After watching that bit a few times (thanks, Tivo!), I felt better. Granted, the hot shower, banana and resting in my wife’s lap helped, but I will always know that it was you, Nathan Fillion, who pulled me out of that funk. And for that, sir, I thank you.
-A.
This has been the toughest week of training, just because I thought last week was it. I’d get through that long ride (97 miles, in the rain, with headwinds, wolves and snotty Manhattan Beach teenagers chasing after me), pour myself a fish taco martini, put my feet up and relax until race day. It was time for The Taper, that mythical time when triathletes’ broken bodies magically knit themselves into something stronger, mightier, sexier than before.
But no. I had one more week to go.
This, of course, is where the mental preparation is supposed to come into play. “I think I can” must give way to “You bet your sweet ass I will,” even though every little bit of me wants to sleep thirteen hours a day and spend the other eleven hours on the couch with a stack of comic books at my side. I am tired, man, tired in a way that I’ve never been before.
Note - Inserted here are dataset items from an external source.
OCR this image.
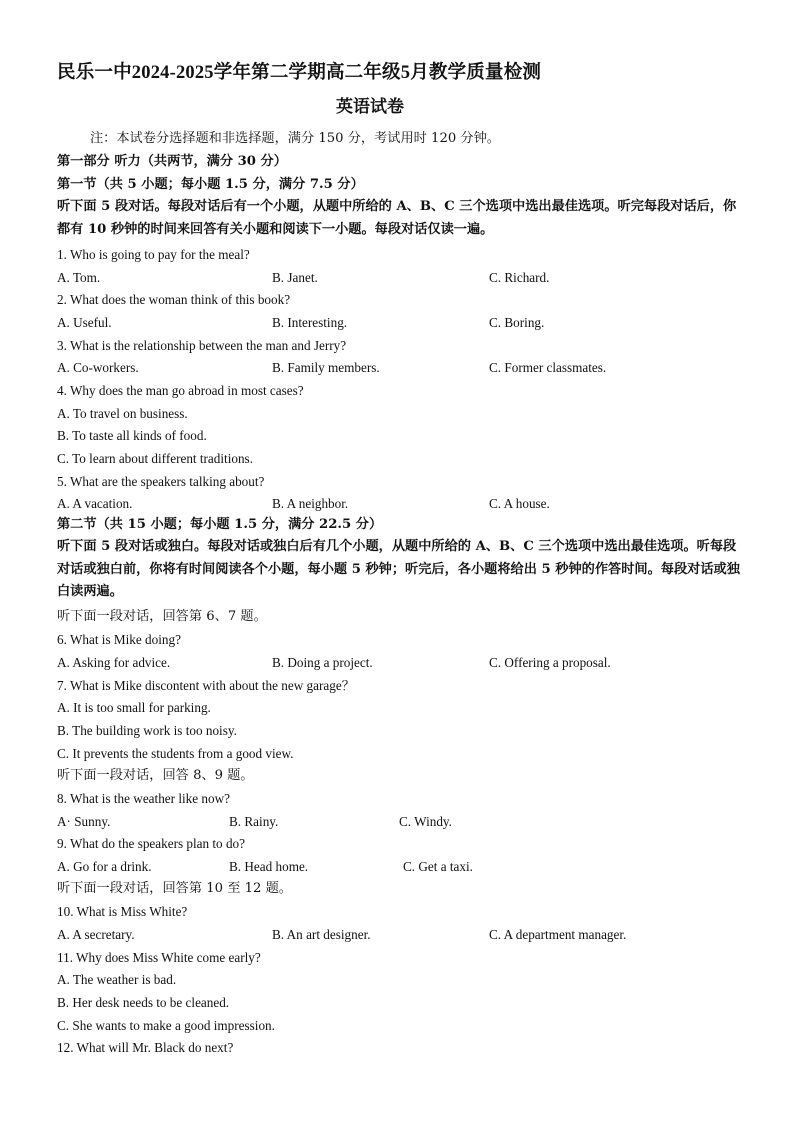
民乐一中2024-2025学年第二学期高二年级5月教学质量检测
英语试卷
注：本试卷分选择题和非选择题，满分 150 分，考试用时 120 分钟。
第一部分 听力（共两节，满分 30 分）
第一节（共 5 小题；每小题 1.5 分，满分 7.5 分）
听下面 5 段对话。每段对话后有一个小题，从题中所给的 A、B、C 三个选项中选出最佳选项。听完每段对话后，你都有 10 秒钟的时间来回答有关小题和阅读下一小题。每段对话仅读一遍。
1. Who is going to pay for the meal?
A. Tom.	B. Janet.	C. Richard.
2. What does the woman think of this book?
A. Useful.	B. Interesting.	C. Boring.
3. What is the relationship between the man and Jerry?
A. Co-workers.	B. Family members.	C. Former classmates.
4. Why does the man go abroad in most cases?
A. To travel on business.
B. To taste all kinds of food.
C. To learn about different traditions.
5. What are the speakers talking about?
A. A vacation.	B. A neighbor.	C. A house.
第二节（共 15 小题；每小题 1.5 分，满分 22.5 分）
听下面 5 段对话或独白。每段对话或独白后有几个小题，从题中所给的 A、B、C 三个选项中选出最佳选项。听每段对话或独白前，你将有时间阅读各个小题，每小题 5 秒钟；听完后，各小题将给出 5 秒钟的作答时间。每段对话或独白读两遍。
听下面一段对话，回答第 6、7 题。
6. What is Mike doing?
A. Asking for advice.	B. Doing a project.	C. Offering a proposal.
7. What is Mike discontent with about the new garage？
A. It is too small for parking.
B. The building work is too noisy.
C. It prevents the students from a good view.
听下面一段对话，回答 8、9 题。
8. What is the weather like now?
A· Sunny.	B. Rainy.	C. Windy.
9. What do the speakers plan to do?
A. Go for a drink.	B. Head home.	C. Get a taxi.
听下面一段对话，回答第 10 至 12 题。
10. What is Miss White?
A. A secretary.	B. An art designer.	C. A department manager.
11. Why does Miss White come early?
A. The weather is bad.
B. Her desk needs to be cleaned.
C. She wants to make a good impression.
12. What will Mr. Black do next?
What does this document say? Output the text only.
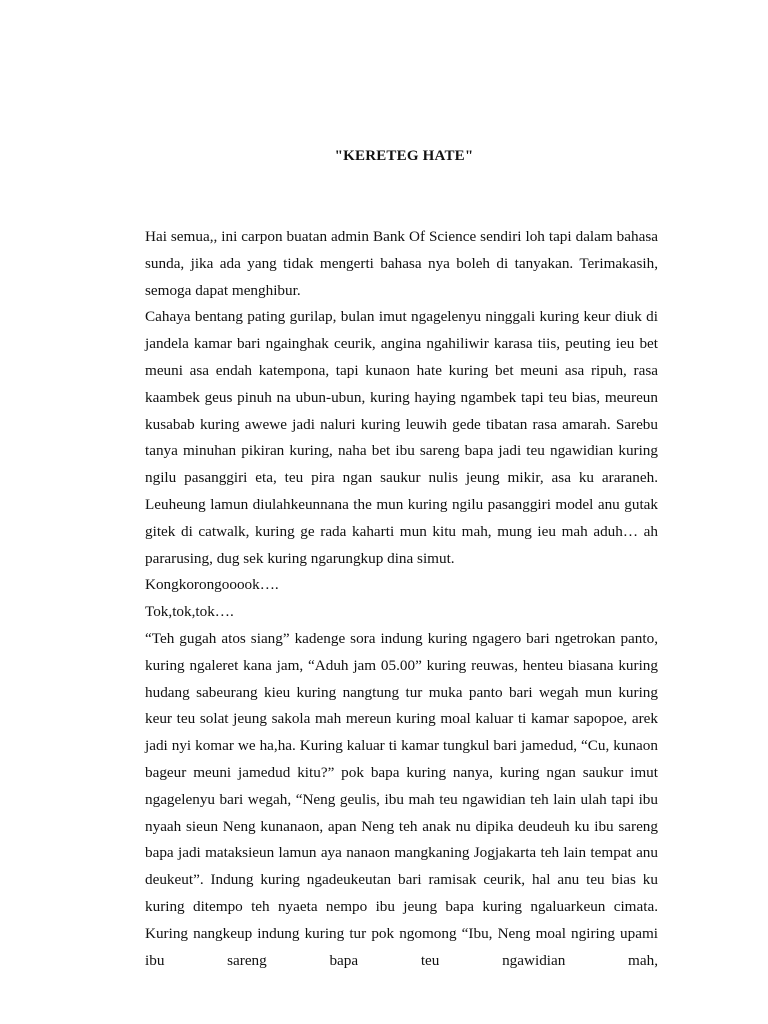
"KERETEG HATE"

Hai semua,, ini carpon buatan admin Bank Of Science sendiri loh tapi dalam bahasa sunda, jika ada yang tidak mengerti bahasa nya boleh di tanyakan. Terimakasih, semoga dapat menghibur.

Cahaya bentang pating gurilap, bulan imut ngagelenyu ninggali kuring keur diuk di jandela kamar bari ngainghak ceurik, angina ngahiliwir karasa tiis, peuting ieu bet meuni asa endah katempona, tapi kunaon hate kuring bet meuni asa ripuh, rasa kaambek geus pinuh na ubun-ubun, kuring haying ngambek tapi teu bias, meureun kusabab kuring awewe jadi naluri kuring leuwih gede tibatan rasa amarah. Sarebu tanya minuhan pikiran kuring, naha bet ibu sareng bapa jadi teu ngawidian kuring ngilu pasanggiri eta, teu pira ngan saukur nulis jeung mikir, asa ku araraneh. Leuheung lamun diulahkeunnana the mun kuring ngilu pasanggiri model anu gutak gitek di catwalk, kuring ge rada kaharti mun kitu mah, mung ieu mah aduh… ah pararusing, dug sek kuring ngarungkup dina simut.

Kongkorongooook….

Tok,tok,tok….

“Teh gugah atos siang” kadenge sora indung kuring ngagero bari ngetrokan panto, kuring ngaleret kana jam, “Aduh jam 05.00” kuring reuwas, henteu biasana kuring hudang sabeurang kieu kuring nangtung tur muka panto bari wegah mun kuring keur teu solat jeung sakola mah mereun kuring moal kaluar ti kamar sapopoe, arek jadi nyi komar we ha,ha. Kuring kaluar ti kamar tungkul bari jamedud, “Cu, kunaon bageur meuni jamedud kitu?” pok bapa kuring nanya, kuring ngan saukur imut ngagelenyu bari wegah, “Neng geulis, ibu mah teu ngawidian teh lain ulah tapi ibu nyaah sieun Neng kunanaon, apan Neng teh anak nu dipika deudeuh ku ibu sareng bapa jadi mataksieun lamun aya nanaon mangkaning Jogjakarta teh lain tempat anu deukeut”. Indung kuring ngadeukeutan bari ramisak ceurik, hal anu teu bias ku kuring ditempo teh nyaeta nempo ibu jeung bapa kuring ngaluarkeun cimata. Kuring nangkeup indung kuring tur pok ngomong “Ibu, Neng moal ngiring upami ibu sareng bapa teu ngawidian mah,
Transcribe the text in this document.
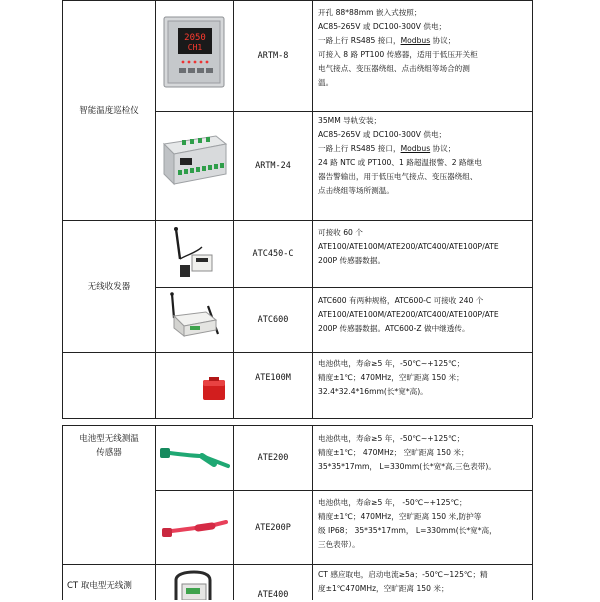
智能温度巡检仪
无线收发器
电池型无线测温
传感器
CT 取电型无线测
2050
CH1
ARTM-8
ARTM-24
ATC450-C
ATC600
ATE100M
ATE200
ATE200P
ATE400
开孔 88*88mm 嵌入式按照；
AC85-265V 或 DC100-300V 供电；
一路上行 RS485 接口，Modbus 协议；
可接入 8 路 PT100 传感器，适用于低压开关柜
电气接点、变压器绕组、点击绕组等场合的测
温。
35MM 导轨安装；
AC85-265V 或 DC100-300V 供电；
一路上行 RS485 接口，Modbus 协议；
24 路 NTC 或 PT100、1 路超温报警、2 路继电
器告警输出，用于低压电气接点、变压器绕组、
点击绕组等场所测温。
可接收 60 个
ATE100/ATE100M/ATE200/ATC400/ATE100P/ATE
200P 传感器数据。
ATC600 有两种规格，ATC600-C 可接收 240 个
ATE100/ATE100M/ATE200/ATC400/ATE100P/ATE
200P 传感器数据。ATC600-Z 做中继透传。
电池供电，寿命≥5 年，-50℃~+125℃；
精度±1℃；470MHz，空旷距离 150 米；
32.4*32.4*16mm(长*宽*高)。
电池供电，寿命≥5 年，-50℃~+125℃；
精度±1℃； 470MHz； 空旷距离 150 米；
35*35*17mm， L=330mm(长*宽*高,三色表带)。
电池供电，寿命≥5 年， -50℃~+125℃；
精度±1℃；470MHz，空旷距离 150 米,防护等
级 IP68； 35*35*17mm， L=330mm(长*宽*高，
三色表带）。
CT 感应取电，启动电流≥5a；-50℃~125℃；精
度±1℃470MHz，空旷距离 150 米；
It’s not just the physical exhaustion, either. I am sick and goddamn tired of Powerbars, pre-dawn risings, going to bed at 8.30, the stretching, the icing, the whole enchilada. Tired. Sick And.
But I’m still going to get up early for tomorrow’s 40 miler. And I’m going to do that 22-mile hoof on Saturday. And I’m going to do the swim and the last big ride (115 miles!). And then that is it. Until race day. And then that’s it.
At least, that’s it until the next race.
I feel like I’m in a holding pattern. Waiting for my leg to heal. Waiting for Ironman. Waiting for my birthday. Waiting for the inevitable hassle that the TSA’s sure to inflict. Waiting to hear from Clarion. Waiting for time to write. Waiting, waiting, waiting.
And it’s a lot of crap. Waiting is the opposite of not doing, and not doing is the same as being dead. The worst drug in the world isn’t tv, it’s waiting. Waiting kills time, murders by inches, crushes the soul one tiny weight at a time. Doing is being, is living, is telling entropy to take a flying leap. Yes, it’ll get me in the end, but, dammit, it’ll never take me alive.
So. Doing. Edit this gawdawful copy. Finish that story. Start another one. Do those stretches. Ice those limbs. Get in that saddle or that pool or those shoes and do, dammit. Let everyone else wait. I need to do.